If you want to quickly grasp the structure of sitcom, go and watch a Road Runner cartoon. Most, if not all, of the best sitcoms feature a main character with a clear desire to do something, usually trapped by their circumstances, but ultimately destined never to escape. It’s that which separates it from drama – a sitcom character should never really learn or evolve.
Wile E. Coyote wants to eat a Road Runner. In fact, he’s trapped in that cycle, because he’s so damn hungry. Look at how thin he is. And while every protagonist is only as good as their antagonist, it’s not always the Road Runner who thwarts Wile’s plans. It’s often himself; he is his own worst enemy.
So, Wile needs to eat. He formulates a plan to catch the Road Runner, and he fails. Reset, and begin again.
That’s a sitcom.
If he ever caught the Road Runner*, it would feel wrong.
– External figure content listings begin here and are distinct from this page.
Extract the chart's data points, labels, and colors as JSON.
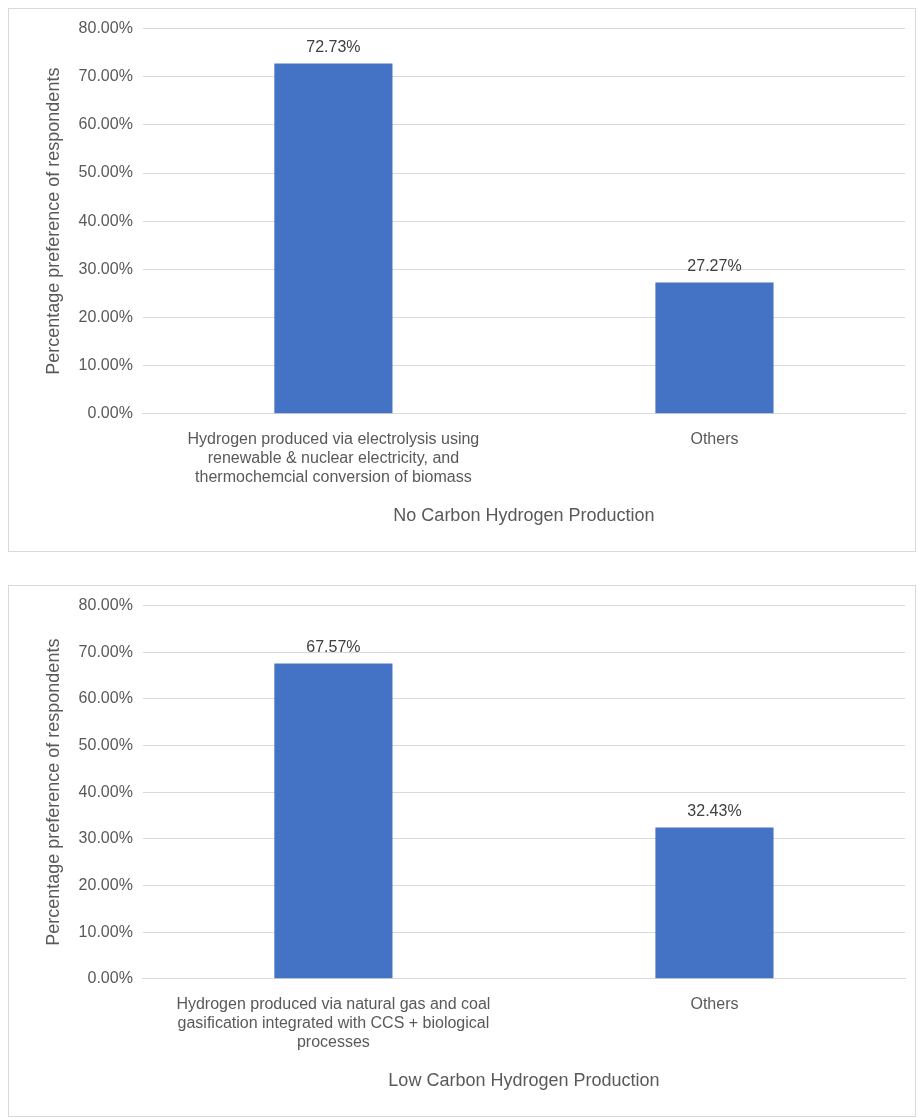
{
  "chart_data": [
    {
      "type": "bar",
      "categories": [
        "Hydrogen produced via electrolysis using renewable & nuclear electricity, and thermochemcial conversion of biomass",
        "Others"
      ],
      "values": [
        72.73,
        27.27
      ],
      "value_labels": [
        "72.73%",
        "27.27%"
      ],
      "color": "#4472c4",
      "xlabel": "No Carbon Hydrogen Production",
      "ylabel": "Percentage preference of respondents",
      "ylim": [
        0,
        80
      ],
      "yticks": [
        {
          "value": 0,
          "label": "0.00%"
        },
        {
          "value": 10,
          "label": "10.00%"
        },
        {
          "value": 20,
          "label": "20.00%"
        },
        {
          "value": 30,
          "label": "30.00%"
        },
        {
          "value": 40,
          "label": "40.00%"
        },
        {
          "value": 50,
          "label": "50.00%"
        },
        {
          "value": 60,
          "label": "60.00%"
        },
        {
          "value": 70,
          "label": "70.00%"
        },
        {
          "value": 80,
          "label": "80.00%"
        }
      ],
      "grid": "y",
      "legend": false
    },
    {
      "type": "bar",
      "categories": [
        "Hydrogen produced via natural gas and coal gasification integrated with CCS + biological processes",
        "Others"
      ],
      "values": [
        67.57,
        32.43
      ],
      "value_labels": [
        "67.57%",
        "32.43%"
      ],
      "color": "#4472c4",
      "xlabel": "Low Carbon Hydrogen Production",
      "ylabel": "Percentage preference of respondents",
      "ylim": [
        0,
        80
      ],
      "yticks": [
        {
          "value": 0,
          "label": "0.00%"
        },
        {
          "value": 10,
          "label": "10.00%"
        },
        {
          "value": 20,
          "label": "20.00%"
        },
        {
          "value": 30,
          "label": "30.00%"
        },
        {
          "value": 40,
          "label": "40.00%"
        },
        {
          "value": 50,
          "label": "50.00%"
        },
        {
          "value": 60,
          "label": "60.00%"
        },
        {
          "value": 70,
          "label": "70.00%"
        },
        {
          "value": 80,
          "label": "80.00%"
        }
      ],
      "grid": "y",
      "legend": false
    }
  ]
}
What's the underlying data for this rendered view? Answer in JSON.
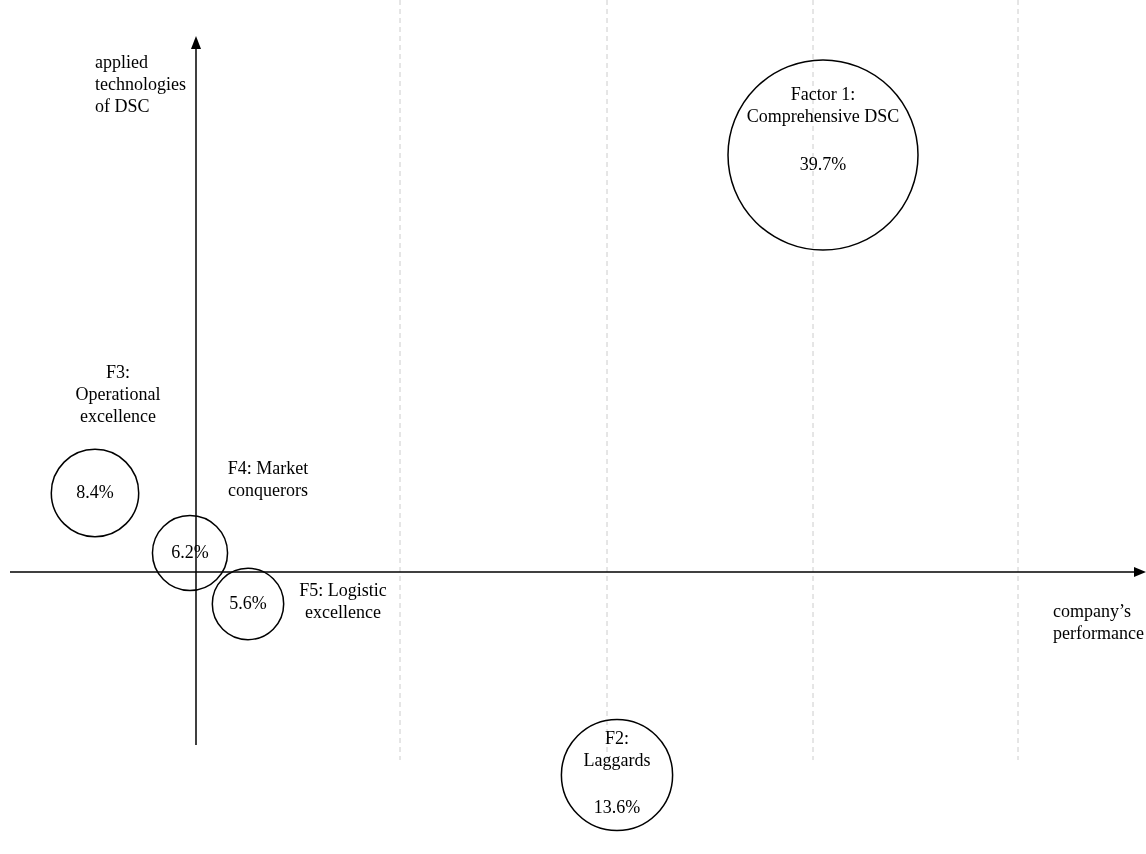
{
  "chart_data": {
    "type": "other",
    "xlabel": "company’s performance",
    "ylabel": "applied technologies of DSC",
    "categories": [
      "Factor 1: Comprehensive DSC",
      "F2: Laggards",
      "F3: Operational excellence",
      "F4: Market conquerors",
      "F5: Logistic excellence"
    ],
    "values": [
      39.7,
      13.6,
      8.4,
      6.2,
      5.6
    ],
    "value_labels": [
      "39.7%",
      "13.6%",
      "8.4%",
      "6.2%",
      "5.6%"
    ],
    "color": "#000000"
  }
}
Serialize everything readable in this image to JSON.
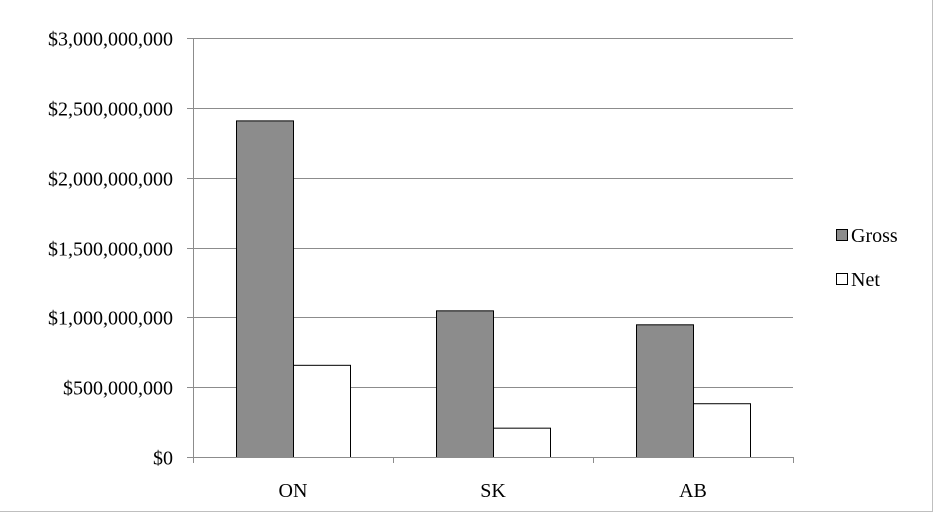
{
  "chart_data": {
    "type": "bar",
    "title": "",
    "xlabel": "",
    "ylabel": "",
    "categories": [
      "ON",
      "SK",
      "AB"
    ],
    "series": [
      {
        "name": "Gross",
        "values": [
          2410000000,
          1050000000,
          950000000
        ],
        "color": "#8c8c8c"
      },
      {
        "name": "Net",
        "values": [
          660000000,
          210000000,
          385000000
        ],
        "color": "#ffffff"
      }
    ],
    "ylim": [
      0,
      3000000000
    ],
    "yticks": [
      0,
      500000000,
      1000000000,
      1500000000,
      2000000000,
      2500000000,
      3000000000
    ],
    "ytick_labels": [
      "$0",
      "$500,000,000",
      "$1,000,000,000",
      "$1,500,000,000",
      "$2,000,000,000",
      "$2,500,000,000",
      "$3,000,000,000"
    ],
    "grid": true,
    "legend_position": "right"
  }
}
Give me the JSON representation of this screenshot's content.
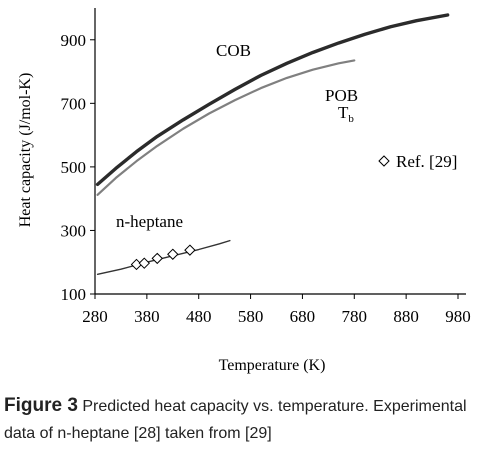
{
  "caption": {
    "label": "Figure 3",
    "text": "Predicted heat capacity vs. temperature. Experimental data of n-heptane [28] taken from [29]"
  },
  "chart_data": {
    "type": "line",
    "title": "",
    "xlabel": "Temperature (K)",
    "ylabel": "Heat capacity (J/mol-K)",
    "xlim": [
      280,
      980
    ],
    "ylim": [
      100,
      1000
    ],
    "xticks": [
      280,
      380,
      480,
      580,
      680,
      780,
      880,
      980
    ],
    "yticks": [
      100,
      300,
      500,
      700,
      900
    ],
    "grid": false,
    "series": [
      {
        "name": "COB",
        "color": "#2b2b2b",
        "x": [
          285,
          320,
          360,
          400,
          450,
          500,
          550,
          600,
          650,
          700,
          750,
          800,
          850,
          900,
          960
        ],
        "y": [
          445,
          495,
          548,
          596,
          648,
          697,
          744,
          788,
          826,
          860,
          890,
          917,
          941,
          960,
          978
        ]
      },
      {
        "name": "POB",
        "color": "#808080",
        "x": [
          285,
          320,
          360,
          400,
          450,
          500,
          550,
          600,
          650,
          700,
          750,
          780
        ],
        "y": [
          412,
          465,
          518,
          566,
          620,
          668,
          710,
          748,
          780,
          806,
          826,
          835
        ]
      },
      {
        "name": "n-heptane",
        "color": "#333333",
        "x": [
          285,
          330,
          380,
          430,
          480,
          520,
          540
        ],
        "y": [
          162,
          178,
          200,
          220,
          240,
          258,
          268
        ]
      }
    ],
    "markers": {
      "name": "Ref. [29]",
      "x": [
        360,
        375,
        400,
        430,
        463
      ],
      "y": [
        193,
        197,
        212,
        225,
        238
      ]
    },
    "annotations": {
      "cob": "COB",
      "pob": "POB",
      "tb": "T",
      "tb_sub": "b",
      "heptane": "n-heptane",
      "legend": "Ref. [29]"
    }
  }
}
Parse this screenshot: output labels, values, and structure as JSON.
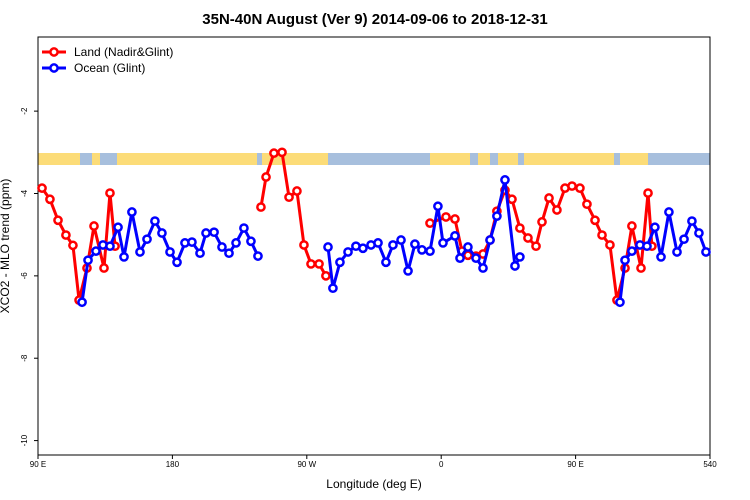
{
  "chart_data": {
    "type": "line",
    "title": "35N-40N August (Ver 9)   2014-09-06 to 2018-12-31",
    "x_label": "Longitude (deg E)",
    "y_label": "XCO2 - MLO trend (ppm)",
    "xlim": [
      90,
      540
    ],
    "xticks": [
      {
        "value": 90,
        "label": "90 E"
      },
      180,
      {
        "value": 270,
        "label": "90 W"
      },
      {
        "value": 360,
        "label": "0"
      },
      {
        "value": 450,
        "label": "90 E"
      },
      540
    ],
    "ylim": [
      -10.35,
      -0.2
    ],
    "yticks": [
      -2,
      -4,
      -6,
      -8,
      -10
    ],
    "legend": "top-left",
    "series": [
      {
        "name": "Land (Nadir&Glint)",
        "color": "#ff0000",
        "x": [
          92.7,
          98.0,
          103.4,
          108.7,
          113.4,
          117.5,
          122.8,
          127.5,
          134.2,
          138.2,
          141.6,
          null,
          239.3,
          242.7,
          248.0,
          253.4,
          258.1,
          263.4,
          268.1,
          272.8,
          278.2,
          282.8,
          null,
          352.5,
          363.2,
          369.2,
          373.9,
          377.9,
          383.3,
          388.0,
          392.7,
          397.3,
          402.7,
          407.4,
          412.7,
          418.1,
          423.5,
          427.5,
          432.2,
          437.5,
          442.9,
          447.6,
          452.9,
          457.6,
          463.0,
          467.7,
          473.0,
          477.7,
          483.1,
          487.7,
          493.8,
          498.5,
          501.1
        ],
        "values": [
          -3.87,
          -4.14,
          -4.65,
          -5.01,
          -5.26,
          -6.59,
          -5.81,
          -4.79,
          -5.81,
          -3.99,
          -5.28,
          null,
          -4.33,
          -3.6,
          -3.02,
          -3.0,
          -4.09,
          -3.94,
          -5.25,
          -5.71,
          -5.71,
          -6.0,
          null,
          -4.72,
          -4.57,
          -4.62,
          -5.4,
          -5.5,
          -5.52,
          -5.47,
          -5.13,
          -4.43,
          -3.92,
          -4.14,
          -4.84,
          -5.08,
          -5.28,
          -4.69,
          -4.11,
          -4.4,
          -3.87,
          -3.82,
          -3.87,
          -4.26,
          -4.65,
          -5.01,
          -5.25,
          -6.59,
          -5.81,
          -4.79,
          -5.81,
          -3.99,
          -5.28
        ]
      },
      {
        "name": "Ocean (Glint)",
        "color": "#0000ff",
        "x": [
          119.5,
          123.5,
          128.8,
          133.5,
          138.2,
          143.6,
          147.6,
          152.9,
          158.3,
          163.0,
          168.3,
          173.0,
          178.4,
          183.1,
          188.4,
          193.1,
          198.5,
          202.5,
          207.9,
          213.2,
          217.9,
          222.6,
          227.9,
          232.6,
          237.3,
          null,
          284.2,
          287.5,
          292.2,
          297.6,
          302.9,
          307.6,
          313.0,
          317.7,
          323.0,
          327.7,
          333.1,
          337.8,
          342.4,
          347.1,
          352.5,
          357.8,
          361.2,
          369.2,
          372.6,
          377.9,
          383.3,
          388.0,
          392.7,
          397.3,
          402.7,
          409.4,
          412.7,
          null,
          479.7,
          483.1,
          487.7,
          493.1,
          497.8,
          503.1,
          507.2,
          512.5,
          517.9,
          522.6,
          527.9,
          532.6,
          537.3
        ],
        "values": [
          -6.64,
          -5.62,
          -5.4,
          -5.25,
          -5.28,
          -4.82,
          -5.54,
          -4.45,
          -5.42,
          -5.11,
          -4.67,
          -4.96,
          -5.42,
          -5.67,
          -5.2,
          -5.18,
          -5.45,
          -4.96,
          -4.94,
          -5.3,
          -5.45,
          -5.2,
          -4.84,
          -5.16,
          -5.52,
          null,
          -5.3,
          -6.3,
          -5.67,
          -5.42,
          -5.28,
          -5.33,
          -5.25,
          -5.2,
          -5.67,
          -5.25,
          -5.13,
          -5.88,
          -5.23,
          -5.37,
          -5.4,
          -4.31,
          -5.2,
          -5.03,
          -5.57,
          -5.3,
          -5.57,
          -5.81,
          -5.13,
          -4.55,
          -3.67,
          -5.76,
          -5.54,
          null,
          -6.64,
          -5.62,
          -5.4,
          -5.25,
          -5.28,
          -4.82,
          -5.54,
          -4.45,
          -5.42,
          -5.11,
          -4.67,
          -4.96,
          -5.42
        ]
      }
    ]
  }
}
He would probably eat it in a Tarantino-esque bloodbath, or he would be confused and let it go, perhaps after installing a jet pack on its back.
See also the final episode of Only Fools And Horses – the proper one, where they walk off into the cartoon sunset – Del has got everything he wants; they’re millionaires. And the one thing that makes that ending so satisfying is his final line, ‘this time next year, we’ll be billionaires”. He’s already built himself the same trap again.